IV. Clean with Cola: If spots seem tougher, it works well to grab a bit of aluminium foil, crumple it up, dip it in vinegar (or Coca-Cola), and scrub. Be careful not to apply too much pressure, though. Scrub with medium force and re-dip your foil often. The Coke does work well, but it will make things a bit sticky. Try vinegar first. Regardless of what you use, after this method of chrome polishing, always rinse well with fresh water. In cases of more severe marks, aluminium foil can be substituted with very fine grade steel wool, but be aware it would leave some scratch marks on chrome surface.
V. All dried up. Once you’re satisfied with the cleanliness of your chrome, make sure you dry it really, really well. Chrome is absolutely notorious for developing water spots. The moment you get done washing chrome, grab a soft, dry towel and go over the entire object with it. It also works very well to dry chrome with used dryer sheets.
VI. Waxing chrome. Now for the last step, after polishing, if you want to keep your chrome looking nicer for longer and reduce the frequency of cleaning, we suggest you get yourself a good chrome wax. Actually, almost any car wax will do the trick. Just make sure to give whatever you’re waxing a couple coats. The first coat will fill any pores, and the second coat will provide all that nice lustre. Buff between coats.

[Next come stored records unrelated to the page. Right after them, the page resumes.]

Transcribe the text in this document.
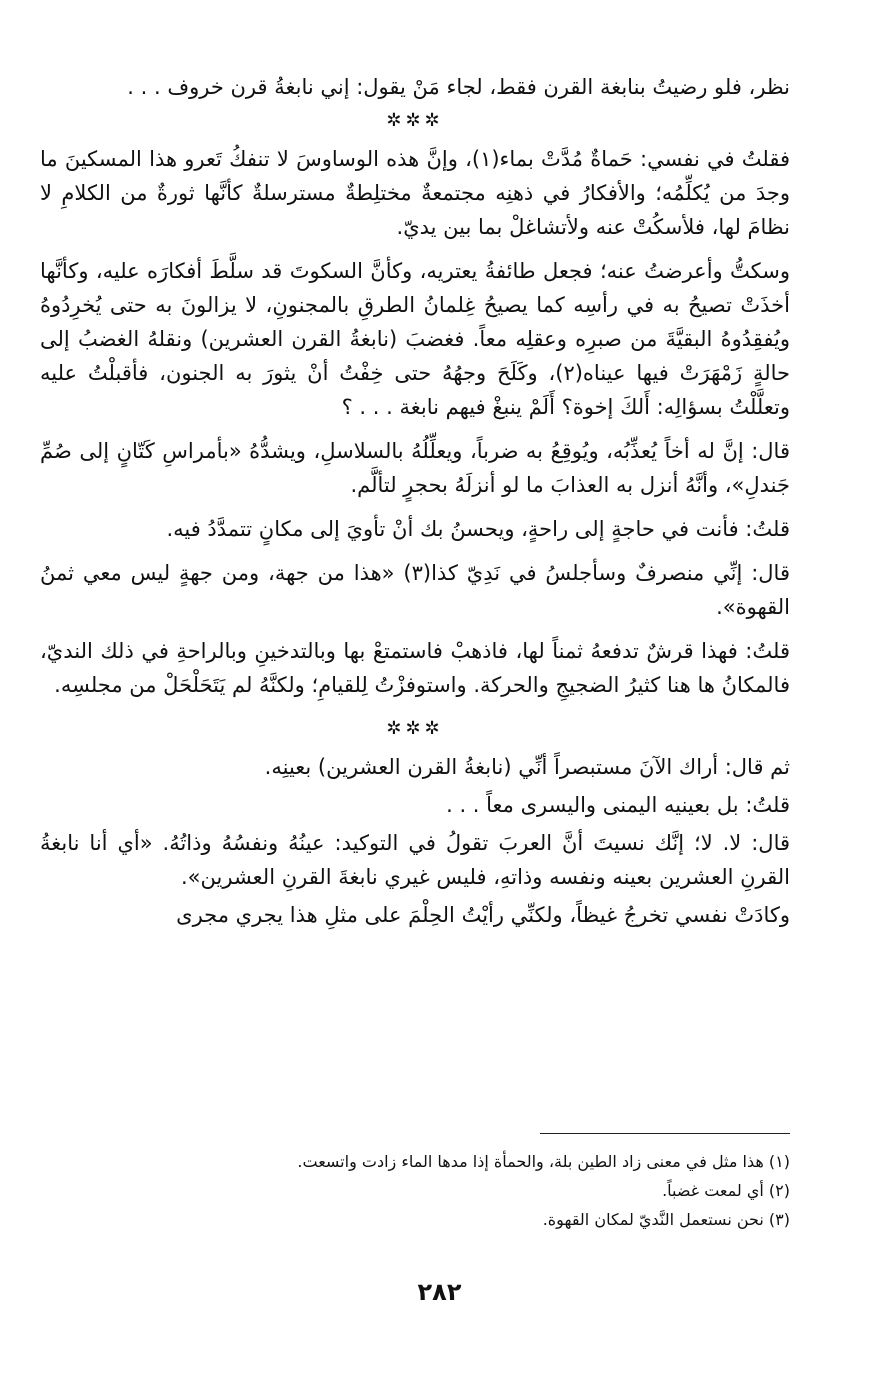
نظر، فلو رضيتُ بنابغة القرن فقط، لجاء مَنْ يقول: إني نابغةُ قرن خروف . . .

✲✲✲

فقلتُ في نفسي: حَماةٌ مُدَّتْ بماء(١)، وإنَّ هذه الوساوسَ لا تنفكُ تَعرو هذا المسكينَ ما وجدَ من يُكلِّمُه؛ والأفكارُ في ذهنِه مجتمعةٌ مختلِطةٌ مسترسلةٌ كأنَّها ثورةٌ من الكلامِ لا نظامَ لها، فلأسكُتْ عنه ولأتشاغلْ بما بين يديّ.

وسكتُّ وأعرضتُ عنه؛ فجعل طائفةُ يعتريه، وكأنَّ السكوتَ قد سلَّطَ أفكارَه عليه، وكأنَّها أخذَتْ تصيحُ به في رأسِه كما يصيحُ غِلمانُ الطرقِ بالمجنونِ، لا يزالونَ به حتى يُخرِدُوهُ ويُفقِدُوهُ البقيَّةَ من صبرِه وعقلِه معاً. فغضبَ (نابغةُ القرن العشرين) ونقلهُ الغضبُ إلى حالةٍ زَمْهَرَتْ فيها عيناه(٢)، وكَلَحَ وجهُهُ حتى خِفْتُ أنْ يثورَ به الجنون، فأقبلْتُ عليه وتعلَّلْتُ بسؤالِه: أَلكَ إخوة؟ أَلَمْ ينبغْ فيهم نابغة . . . ؟

قال: إنَّ له أخاً يُعذِّبُه، ويُوقِعُ به ضرباً، ويعلِّلُهُ بالسلاسلِ، ويشدُّهُ «بأمراسِ كَتّانٍ إلى صُمِّ جَندلِ»، وأنَّهُ أنزل به العذابَ ما لو أنزلَهُ بحجرٍ لتألَّم.

قلتُ: فأنت في حاجةٍ إلى راحةٍ، ويحسنُ بك أنْ تأويَ إلى مكانٍ تتمدَّدُ فيه.

قال: إنِّي منصرفٌ وسأجلسُ في نَدِيّ كذا(٣) «هذا من جهة، ومن جهةٍ ليس معي ثمنُ القهوة».

قلتُ: فهذا قرشٌ تدفعهُ ثمناً لها، فاذهبْ فاستمتعْ بها وبالتدخينِ وبالراحةِ في ذلك النديّ، فالمكانُ ها هنا كثيرُ الضجيجِ والحركة. واستوفزْتُ لِلقيامِ؛ ولكنَّهُ لم يَتَحَلْحَلْ من مجلسِه.

✲✲✲

ثم قال: أراك الآنَ مستبصراً أنِّي (نابغةُ القرن العشرين) بعينِه.

قلتُ: بل بعينيه اليمنى واليسرى معاً . . .

قال: لا. لا؛ إنَّك نسيتَ أنَّ العربَ تقولُ في التوكيد: عينُهُ ونفسُهُ وذاتُهُ. «أي أنا نابغةُ القرنِ العشرين بعينه ونفسه وذاتهِ، فليس غيري نابغةَ القرنِ العشرين».

وكادَتْ نفسي تخرجُ غيظاً، ولكنِّي رأيْتُ الحِلْمَ على مثلِ هذا يجري مجرى

(١) هذا مثل في معنى زاد الطين بلة، والحمأة إذا مدها الماء زادت واتسعت.
(٢) أي لمعت غضباً.
(٣) نحن نستعمل النَّديّ لمكان القهوة.
٢٨٢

You can wash the floor of your bathroom, clean the tub and shower, and disinfect the toilet, but if the faucets are clouded with mineral deposits, the bathroom will still look dirty. It doesn't have to be that way, because hard water deposits are surprisingly easy to remove, although you can't do it with plain water or even soap and water. These deposits are mineral salts, and you need to dissolve them with an acid. You can use a commercial lime-removing product, but white vinegar is just as effective, and you probably already have some.
Things You'll Need
- White vinegar
- Spray bottle
- Paper towels
- Baking soda
- Dental floss
Step 1: Mix a 1-to-1 solution of white vinegar and water in a small bowl. Dip an old toothbrush in the solution; use the toothbrush to scrub white deposits from your chrome faucet spouts and handles.
Step 2: Use full-strength vinegar for stubborn water stains. Spray it on with a spray bottle. Let it sit for 5 minutes to dissolve the mineral salts, and then scrub the stains with a toothbrush and wipe them off with a cloth.
Step 3: Soak a paper towel in vinegar and wrap it around a faucet with particularly stubborn stains. Leave the faucet covered overnight or until the white spots are gone.
Step 4: Pour some baking soda in a bowl, and moisten it with water to make a paste. Use this paste to scrub the faucet after you've finished treating it with vinegar. The baking soda treatment removes residual stains, and it neutralizes the vinegar so it doesn't etch the chrome. Wash the faucet with plenty of water when you're done.
Step 5: Polish the chrome with an automotive chrome-polishing product. Apply the polish with a soft cloth and buff it with another clean, dry, soft cloth.
Tips & Warnings
- A commercial lime-removing cleaner will do the same job as vinegar. Follow the directions on the container for best results.
- Use dental floss to get soap scum and other dirt from hard-to-reach areas around the base of the faucet, or between the handles and the faucet body. After you loosen the dirt and get it out in the open, rinse the faucet with water to wash the dirt away.
- Avoid any type of abrasive cleaner or any cleaner containing strong acid, such as phosphoric, hydrofluoric or hydrochloric acid. You should also avoid caustic cleaners and those that contain chlorine bleach.